Let me recap the 3 usage scenarios I believe are most common:

 - Most Linux distro installs done with libvirt + virt-manager/virt-install
   are done by directly booting the distro's PXE kernel/initrd files.
   The kernel images are typically < 5 MB, while the initrd images may
   be as large as 150 MB.  Both are compressed already. An uncompressed
   initrd image would be more like 300 MB,  so these are avoided for
   obvious reasons.

   Performance is not really an issue, within reason, since the overall
   distro installation time will easily dominate, but loading should
   still be measured in seconds, not minutes.

   The reason for using a kernel/initrd instead of a bootable ISO is
   to be able to set kernel command line arguments for the installer.

 - libguestfs directly boots its appliance using the regular host's
   kernel image and a custom built initrd image. The initrd does
   not contain the entire appliance, just enough to boot up and
   dynamically read files in from the host OS on demand. This is
   a so called "supermin appliance".

   The kernel is < 5 MB, while the initrd is approx 100MB. The initrd
   image is used uncompressed, because decompression time needs to be
   eliminated from bootup.  Performance is very critical for libguestfs.
   100's of milliseconds really do make a big difference for it.
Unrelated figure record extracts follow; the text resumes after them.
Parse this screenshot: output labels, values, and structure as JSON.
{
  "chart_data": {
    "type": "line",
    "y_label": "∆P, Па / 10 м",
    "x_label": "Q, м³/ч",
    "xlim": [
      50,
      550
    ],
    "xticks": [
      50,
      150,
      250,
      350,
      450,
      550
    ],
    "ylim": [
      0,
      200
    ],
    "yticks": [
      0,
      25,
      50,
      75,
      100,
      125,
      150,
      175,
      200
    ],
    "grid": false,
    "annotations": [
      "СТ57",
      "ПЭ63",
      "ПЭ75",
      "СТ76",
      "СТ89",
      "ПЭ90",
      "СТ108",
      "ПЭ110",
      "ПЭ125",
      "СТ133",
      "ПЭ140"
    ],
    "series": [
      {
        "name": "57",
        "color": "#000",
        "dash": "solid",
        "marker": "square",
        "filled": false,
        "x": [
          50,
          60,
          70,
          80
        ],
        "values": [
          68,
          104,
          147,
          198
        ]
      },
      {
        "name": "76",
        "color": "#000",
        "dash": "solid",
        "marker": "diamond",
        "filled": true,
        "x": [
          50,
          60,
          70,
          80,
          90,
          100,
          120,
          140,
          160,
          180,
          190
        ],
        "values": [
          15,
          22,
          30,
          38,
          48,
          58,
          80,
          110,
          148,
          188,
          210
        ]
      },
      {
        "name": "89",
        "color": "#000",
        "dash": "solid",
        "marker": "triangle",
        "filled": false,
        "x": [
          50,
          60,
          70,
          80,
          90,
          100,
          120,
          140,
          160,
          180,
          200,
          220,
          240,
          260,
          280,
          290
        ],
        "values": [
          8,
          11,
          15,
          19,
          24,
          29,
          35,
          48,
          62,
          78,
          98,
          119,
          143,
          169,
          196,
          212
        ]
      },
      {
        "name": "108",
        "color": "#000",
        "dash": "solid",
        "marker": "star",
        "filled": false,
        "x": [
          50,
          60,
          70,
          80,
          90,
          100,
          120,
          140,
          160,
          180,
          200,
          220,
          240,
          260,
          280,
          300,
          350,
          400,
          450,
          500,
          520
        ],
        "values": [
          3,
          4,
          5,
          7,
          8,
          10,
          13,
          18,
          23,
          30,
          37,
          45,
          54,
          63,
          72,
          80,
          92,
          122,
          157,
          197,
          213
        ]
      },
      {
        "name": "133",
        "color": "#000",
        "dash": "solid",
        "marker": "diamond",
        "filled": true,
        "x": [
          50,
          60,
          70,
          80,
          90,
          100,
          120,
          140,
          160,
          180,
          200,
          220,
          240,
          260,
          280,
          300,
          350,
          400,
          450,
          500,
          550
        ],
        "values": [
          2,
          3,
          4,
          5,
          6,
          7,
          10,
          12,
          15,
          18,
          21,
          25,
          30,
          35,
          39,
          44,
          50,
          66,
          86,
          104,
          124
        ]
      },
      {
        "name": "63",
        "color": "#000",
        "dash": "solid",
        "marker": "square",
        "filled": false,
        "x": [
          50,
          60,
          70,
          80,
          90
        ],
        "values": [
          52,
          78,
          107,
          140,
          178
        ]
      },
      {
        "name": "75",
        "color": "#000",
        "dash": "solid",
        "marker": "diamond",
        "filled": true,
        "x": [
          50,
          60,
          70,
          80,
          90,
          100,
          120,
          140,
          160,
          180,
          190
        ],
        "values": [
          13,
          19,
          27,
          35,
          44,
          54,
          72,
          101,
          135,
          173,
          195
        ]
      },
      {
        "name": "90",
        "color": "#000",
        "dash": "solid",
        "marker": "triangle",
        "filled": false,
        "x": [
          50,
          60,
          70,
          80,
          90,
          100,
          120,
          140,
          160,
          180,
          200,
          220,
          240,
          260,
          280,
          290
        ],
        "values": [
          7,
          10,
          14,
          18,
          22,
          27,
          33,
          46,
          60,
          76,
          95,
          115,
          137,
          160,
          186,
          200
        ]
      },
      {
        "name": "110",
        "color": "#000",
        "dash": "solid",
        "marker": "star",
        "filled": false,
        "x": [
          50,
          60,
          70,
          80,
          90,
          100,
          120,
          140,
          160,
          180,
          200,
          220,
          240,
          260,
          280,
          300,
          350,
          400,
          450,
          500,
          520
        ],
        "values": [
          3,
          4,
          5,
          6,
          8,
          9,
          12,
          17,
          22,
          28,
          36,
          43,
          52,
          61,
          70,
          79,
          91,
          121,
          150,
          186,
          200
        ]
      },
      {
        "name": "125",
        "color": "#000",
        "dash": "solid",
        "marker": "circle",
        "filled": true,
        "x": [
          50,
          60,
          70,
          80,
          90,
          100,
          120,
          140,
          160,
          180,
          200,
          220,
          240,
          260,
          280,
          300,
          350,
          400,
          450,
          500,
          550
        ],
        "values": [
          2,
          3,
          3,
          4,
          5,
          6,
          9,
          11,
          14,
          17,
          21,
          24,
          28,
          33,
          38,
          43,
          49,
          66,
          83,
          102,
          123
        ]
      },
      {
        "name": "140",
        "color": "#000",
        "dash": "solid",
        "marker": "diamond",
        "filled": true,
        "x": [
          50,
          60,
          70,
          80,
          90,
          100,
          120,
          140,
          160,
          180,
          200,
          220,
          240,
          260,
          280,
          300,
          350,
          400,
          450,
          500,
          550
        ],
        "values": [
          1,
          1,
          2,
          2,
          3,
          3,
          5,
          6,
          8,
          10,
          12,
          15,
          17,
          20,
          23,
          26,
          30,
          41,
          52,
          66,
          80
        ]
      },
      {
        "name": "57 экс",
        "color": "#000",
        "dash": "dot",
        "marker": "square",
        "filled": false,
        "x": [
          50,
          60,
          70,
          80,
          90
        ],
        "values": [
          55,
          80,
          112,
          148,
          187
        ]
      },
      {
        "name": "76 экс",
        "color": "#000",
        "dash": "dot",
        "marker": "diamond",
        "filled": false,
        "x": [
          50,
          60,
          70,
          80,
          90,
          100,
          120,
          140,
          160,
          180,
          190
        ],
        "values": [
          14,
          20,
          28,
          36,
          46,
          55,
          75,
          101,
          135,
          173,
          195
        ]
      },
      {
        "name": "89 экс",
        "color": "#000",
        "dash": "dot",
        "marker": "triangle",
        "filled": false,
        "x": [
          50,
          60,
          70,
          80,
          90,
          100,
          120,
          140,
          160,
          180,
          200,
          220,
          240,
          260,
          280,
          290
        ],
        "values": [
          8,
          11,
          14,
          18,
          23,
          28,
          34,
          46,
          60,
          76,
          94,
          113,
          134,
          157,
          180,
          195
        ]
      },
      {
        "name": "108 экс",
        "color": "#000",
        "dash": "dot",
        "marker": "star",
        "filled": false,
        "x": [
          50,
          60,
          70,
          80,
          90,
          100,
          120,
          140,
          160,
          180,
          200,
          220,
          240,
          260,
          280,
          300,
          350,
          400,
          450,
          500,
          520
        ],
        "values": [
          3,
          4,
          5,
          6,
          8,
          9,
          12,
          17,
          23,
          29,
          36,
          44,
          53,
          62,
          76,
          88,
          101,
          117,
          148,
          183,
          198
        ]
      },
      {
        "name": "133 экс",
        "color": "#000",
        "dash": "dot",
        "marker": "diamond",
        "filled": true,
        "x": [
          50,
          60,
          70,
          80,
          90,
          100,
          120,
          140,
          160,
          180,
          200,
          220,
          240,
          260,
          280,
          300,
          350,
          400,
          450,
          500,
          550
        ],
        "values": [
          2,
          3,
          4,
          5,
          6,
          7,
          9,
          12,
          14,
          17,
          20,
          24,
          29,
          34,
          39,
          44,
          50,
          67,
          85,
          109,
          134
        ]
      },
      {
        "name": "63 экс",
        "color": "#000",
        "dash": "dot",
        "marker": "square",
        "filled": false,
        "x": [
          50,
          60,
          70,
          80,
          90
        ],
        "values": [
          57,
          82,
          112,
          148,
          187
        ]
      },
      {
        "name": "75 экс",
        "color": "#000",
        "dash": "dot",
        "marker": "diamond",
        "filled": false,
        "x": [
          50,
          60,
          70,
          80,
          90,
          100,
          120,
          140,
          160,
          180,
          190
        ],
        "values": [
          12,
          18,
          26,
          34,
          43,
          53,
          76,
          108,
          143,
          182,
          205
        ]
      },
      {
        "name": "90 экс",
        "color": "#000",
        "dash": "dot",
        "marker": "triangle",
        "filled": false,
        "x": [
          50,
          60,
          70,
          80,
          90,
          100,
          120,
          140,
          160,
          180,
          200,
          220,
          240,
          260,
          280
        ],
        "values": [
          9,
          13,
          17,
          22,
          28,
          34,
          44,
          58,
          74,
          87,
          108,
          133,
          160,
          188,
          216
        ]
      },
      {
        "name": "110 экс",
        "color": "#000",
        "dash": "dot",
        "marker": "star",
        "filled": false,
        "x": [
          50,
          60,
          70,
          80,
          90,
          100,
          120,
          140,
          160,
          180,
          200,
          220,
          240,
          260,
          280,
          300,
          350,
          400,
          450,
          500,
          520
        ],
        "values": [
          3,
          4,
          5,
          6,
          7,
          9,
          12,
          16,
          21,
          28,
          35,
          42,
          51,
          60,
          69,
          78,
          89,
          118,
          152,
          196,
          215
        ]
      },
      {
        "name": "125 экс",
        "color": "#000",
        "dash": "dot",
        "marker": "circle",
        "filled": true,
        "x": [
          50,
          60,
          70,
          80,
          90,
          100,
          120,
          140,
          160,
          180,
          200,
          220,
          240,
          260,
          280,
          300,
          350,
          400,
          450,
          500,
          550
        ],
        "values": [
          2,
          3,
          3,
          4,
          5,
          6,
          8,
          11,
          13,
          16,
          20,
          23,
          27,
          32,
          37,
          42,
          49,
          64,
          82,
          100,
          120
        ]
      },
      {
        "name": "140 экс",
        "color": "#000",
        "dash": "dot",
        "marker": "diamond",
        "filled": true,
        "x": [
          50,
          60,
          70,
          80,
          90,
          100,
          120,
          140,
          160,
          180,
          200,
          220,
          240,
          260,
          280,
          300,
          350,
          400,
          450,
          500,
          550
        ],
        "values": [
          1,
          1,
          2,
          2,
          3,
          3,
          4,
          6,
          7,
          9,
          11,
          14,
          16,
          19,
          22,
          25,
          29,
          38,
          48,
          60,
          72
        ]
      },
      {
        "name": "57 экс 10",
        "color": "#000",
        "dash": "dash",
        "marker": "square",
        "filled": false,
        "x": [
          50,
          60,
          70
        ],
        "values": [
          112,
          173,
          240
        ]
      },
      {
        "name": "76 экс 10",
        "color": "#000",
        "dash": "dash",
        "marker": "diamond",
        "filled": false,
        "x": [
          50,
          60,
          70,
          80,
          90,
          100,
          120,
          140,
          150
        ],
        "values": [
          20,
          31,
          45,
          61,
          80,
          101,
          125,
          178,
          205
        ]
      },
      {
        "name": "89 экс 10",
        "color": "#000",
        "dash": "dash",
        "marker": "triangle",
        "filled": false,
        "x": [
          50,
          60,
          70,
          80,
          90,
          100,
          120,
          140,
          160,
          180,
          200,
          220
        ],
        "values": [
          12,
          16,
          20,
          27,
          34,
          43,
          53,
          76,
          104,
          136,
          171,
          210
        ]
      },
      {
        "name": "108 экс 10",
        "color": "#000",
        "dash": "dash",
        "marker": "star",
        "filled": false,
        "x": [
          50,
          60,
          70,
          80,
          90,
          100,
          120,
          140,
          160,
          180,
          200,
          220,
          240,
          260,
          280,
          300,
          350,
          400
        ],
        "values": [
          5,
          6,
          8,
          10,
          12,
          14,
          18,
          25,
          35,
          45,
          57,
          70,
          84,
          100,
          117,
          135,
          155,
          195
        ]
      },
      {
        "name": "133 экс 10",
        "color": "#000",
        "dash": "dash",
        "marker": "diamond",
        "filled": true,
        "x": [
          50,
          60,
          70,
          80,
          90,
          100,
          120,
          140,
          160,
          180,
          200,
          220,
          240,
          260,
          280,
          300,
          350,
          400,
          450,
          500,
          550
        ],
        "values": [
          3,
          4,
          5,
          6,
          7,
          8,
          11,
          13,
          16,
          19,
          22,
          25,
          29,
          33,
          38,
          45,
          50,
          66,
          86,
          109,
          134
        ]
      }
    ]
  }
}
   The reason for using a kernel/initrd instead of bootable ISO is to
   avoid the time required to actually build the ISO, and to avoid
   having more disks visible in the guest, which could confuse apps
   using libguestfs which enumerate disks.

 - Application sandbox, directly boots the regular host's kernel and
   a custom initrd image. The initrd does not contain any files except
   for the 9p kernel modules and a custom init binary, which mounts
   the guest root FS from a 9p filesystem export.

   The kernel is < 5 MB, while the initrd is approx 700 KB compressed,
   or 1.4 MB compressed. Performance for the sandbox is even more
   critical than for libguestfs. Even 10's of milliseconds make a
   difference here. The commands being run in the sandbox can be
   very short lived processes, executed reasonably frequently. The
   goal is to have end-to-end runtime overhead of < 2 seconds. This
   includes libvirt guest startup, qemu startup/shutdown, bios time,
   option ROM time, kernel boot & shutdown time.

   The reason for using a kerenl/initrd instead of a bootable ISO,
   is that building an ISO requires time itself, and we need to be
   able to easily pass kernel boot arguments via -append.


I'm focusing on the last use case, and if the phase of the moon
is correct, I can currently executed a sandbox command with a total
overhead of 3.5 seconds (if using a compressed initrd) of which
the QEMU execution time is 2.5 seconds.

Of this, 1.4 seconds is the time required by LinuxBoot to copy the
kernel+initrd. If I used an uncompressed initrd, which I really want
to, to avoid decompression overhead, this increases to ~1.7 seconds.
So the LinuxBoot ROM is ~60% of total QEMU execution time, or 40%
of total sandbox execution overhead.

For comparison I also did a test building a bootable ISO using ISOLinux.
This required 700 ms for the boot time, which is appoximately 1/2 the
time reqiured for direct kernel/initrd boot. But you have to then add
on time required to build the ISO on every boot, to add custom kernel
command line args. So while ISO is faster than LinuxBoot currently
there is still non-negligable overhead here that I want to avoid.

For further comparison I tested with Rich Jones' patches which add a
DMA-like inteface to fw_cfg. With this the time spent in the LinuxBoot
option ROM was as close to zero as matters.

So obviously, my preference is for -kernel/-initrd to be made very fast
using the DMA-like patches, or any other patches which could achieve
similarly high performance for -kernel/-initd.